J Comput Biol. 2009 Nov;16(11):1517-28. doi: 10.1089/cmb.2009.0188.
High levels of alignment errors associated with gaps have generally meant their exclusion from phylogenetic analysis. Conserved inserts and deletions (indels) may in some cases be less subject to errors than amino acid substitutions for inferring the history of genomes and identifying recently laterally transferred genes, but alignment error near gaps must be evaluated prior to using indels as phylogenetic characters. A method is presented for evaluating the phylogenetic unambiguity of gaps in multiple sequence alignments by allowing a defined amount of pairwise alignment ambiguity. This work considers the bacterial genus Shewanella, which is of particular interest for applications of bioremediation and environmental engineering. Understanding the genetic history of these species is vital for these applications. A set of pairwise dynamic programming alignments is constructed to test positions in multiple alignments for phylogenetic unambiguity, and a whole genome scan is done on protein sequences from 11 sequenced species of the bacterial genus Shewanella. The splits defined by phylogenetically unambiguous indels are then used as characters for phylogenetic analysis, and results are compared to whole genome Maximum Likelihood phylogeny. A comparable description of the history of the species is found, as well as a set of lateral gene transfer candidates undetectable by traditional analysis of amino acid substitutions. This analysis is applicable to other taxonomic units at all levels and has the potential to allow cataloging of clear genome-wide phylogenetic markers for taxonomic profiling down to the species level.
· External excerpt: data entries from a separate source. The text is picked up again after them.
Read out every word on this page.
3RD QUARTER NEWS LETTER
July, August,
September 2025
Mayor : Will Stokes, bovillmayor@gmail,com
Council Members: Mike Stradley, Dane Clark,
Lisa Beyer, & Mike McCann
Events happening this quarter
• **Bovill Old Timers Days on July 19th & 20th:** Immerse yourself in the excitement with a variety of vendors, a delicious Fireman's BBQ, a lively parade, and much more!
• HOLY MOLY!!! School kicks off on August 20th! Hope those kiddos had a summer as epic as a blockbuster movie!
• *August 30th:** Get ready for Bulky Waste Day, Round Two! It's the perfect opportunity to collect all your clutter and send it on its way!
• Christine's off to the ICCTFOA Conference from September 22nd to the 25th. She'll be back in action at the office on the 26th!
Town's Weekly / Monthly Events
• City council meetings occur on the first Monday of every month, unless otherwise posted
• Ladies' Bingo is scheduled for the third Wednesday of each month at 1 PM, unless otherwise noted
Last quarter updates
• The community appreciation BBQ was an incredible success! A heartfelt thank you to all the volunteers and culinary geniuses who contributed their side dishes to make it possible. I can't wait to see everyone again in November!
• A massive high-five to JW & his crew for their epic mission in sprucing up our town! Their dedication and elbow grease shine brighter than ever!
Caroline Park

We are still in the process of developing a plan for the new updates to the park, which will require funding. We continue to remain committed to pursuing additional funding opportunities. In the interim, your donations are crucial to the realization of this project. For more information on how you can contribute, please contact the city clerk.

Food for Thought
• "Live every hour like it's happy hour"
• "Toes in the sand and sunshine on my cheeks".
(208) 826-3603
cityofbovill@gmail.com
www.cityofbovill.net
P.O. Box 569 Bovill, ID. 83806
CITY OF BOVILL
与空位相关的高水平比对错误通常意味着在系统发育分析中会将它们排除在外。在推断基因组历史和识别最近横向转移的基因时,保守插入和缺失(indels)在某些情况下可能比氨基酸替换更不易出错,但在将indels用作系统发育特征之前,必须先评估空位附近的比对错误。本文提出了一种方法,通过允许一定程度的成对比对模糊性来评估多序列比对中空位的系统发育明确性。这项工作以希瓦氏菌属细菌为研究对象,该属细菌在生物修复和环境工程应用中具有特殊意义。了解这些物种的遗传历史对于这些应用至关重要。构建了一组成对动态规划比对,以测试多序列比对中的位置是否具有系统发育明确性,并对希瓦氏菌属11个已测序物种的蛋白质序列进行了全基因组扫描。然后将由系统发育明确的indels定义的分支用作系统发育分析的特征,并将结果与全基因组最大似然系统发育进行比较。我们发现了对该物种历史的类似描述,以及一组通过传统氨基酸替换分析无法检测到的横向基因转移候选基因。这种分析适用于所有级别的其他分类单元,并且有可能允许编目清晰的全基因组系统发育标记,用于直至物种水平的分类剖析。